With legally-mandated supervision, North Carolina’s qualified, licensed, master’s-level psychological associates are allowed to render the same services as PhD-level licensed psychologists. These services include interviewing, administering and interpreting tests of mental abilities, interests, aptitudes and personality characteristics for the purposes of psychological evaluation, educational or vocational selection, personnel selection, guidance or placement. LPAs also counsel clients to help them manage emotional and behavioral problems.

Our clients include people with severe and persistent mental illnesses, people with mental handicaps, people in correctional facilities, students in our school systems, psychiatric hospital patients, outpatients of mental health centers and individuals seeking personal and career guidance.

Recent data from the North Carolina Psychology Board shows there are 1,239 Licensed Psychological Associates in the state, including 969 active and 270 inactive LPAs. Of these—

  • 56.7%, or 703 LPAs are at supervisory level 1, subject to 1 to 4 hours of supervision a month for each work setting
  • 6.5%, or 81, are at supervisory level 2, indicating they are subject to 1 or 2 hours of supervision a month
  • 36%, or 450, are at supervisory level 3, indicating they have been practicing under supervision six or more years and are subject to 1 hour of monthly supervision for each work setting

Master’s-level psychologists comprise about 34% of all licensed psychologists in North Carolina, but they provide most of the psychology services directly to clients, funded by state and federal dollars. They also provide most of the services to clients in rural counties.

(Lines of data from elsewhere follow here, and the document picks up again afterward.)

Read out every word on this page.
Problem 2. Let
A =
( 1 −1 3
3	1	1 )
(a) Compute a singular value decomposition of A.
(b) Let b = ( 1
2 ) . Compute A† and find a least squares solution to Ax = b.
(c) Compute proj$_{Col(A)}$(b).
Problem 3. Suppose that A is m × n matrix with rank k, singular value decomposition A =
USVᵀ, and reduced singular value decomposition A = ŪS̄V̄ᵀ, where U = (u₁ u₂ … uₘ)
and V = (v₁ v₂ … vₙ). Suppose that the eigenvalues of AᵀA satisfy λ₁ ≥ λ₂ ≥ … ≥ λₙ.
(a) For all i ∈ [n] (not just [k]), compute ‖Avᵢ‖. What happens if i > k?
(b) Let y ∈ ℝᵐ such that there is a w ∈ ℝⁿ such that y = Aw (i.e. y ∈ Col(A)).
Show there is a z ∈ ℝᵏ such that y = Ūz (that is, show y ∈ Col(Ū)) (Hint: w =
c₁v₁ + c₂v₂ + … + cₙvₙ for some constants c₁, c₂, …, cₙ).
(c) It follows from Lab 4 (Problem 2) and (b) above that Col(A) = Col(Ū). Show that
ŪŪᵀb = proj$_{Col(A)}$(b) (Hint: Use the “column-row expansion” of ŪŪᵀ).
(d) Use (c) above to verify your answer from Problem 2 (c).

Master’s-level psychologists are the primary providers of psychological services in 62 counties. In 2005, 16 of North Carolina’s 100 counties were without an LPA, compared with 25 counties without a licensed PhD-level psychologist.

According to a 2007 report by the Cecil G. Sheps Center for Health Services Research on trends in licensed health professions in North Carolina, growth in the supply of LPAs, relative to the population, was rapid until 1985, held steady between 1985 and 1992, increased from 1992 to 1995 and has been declining since then.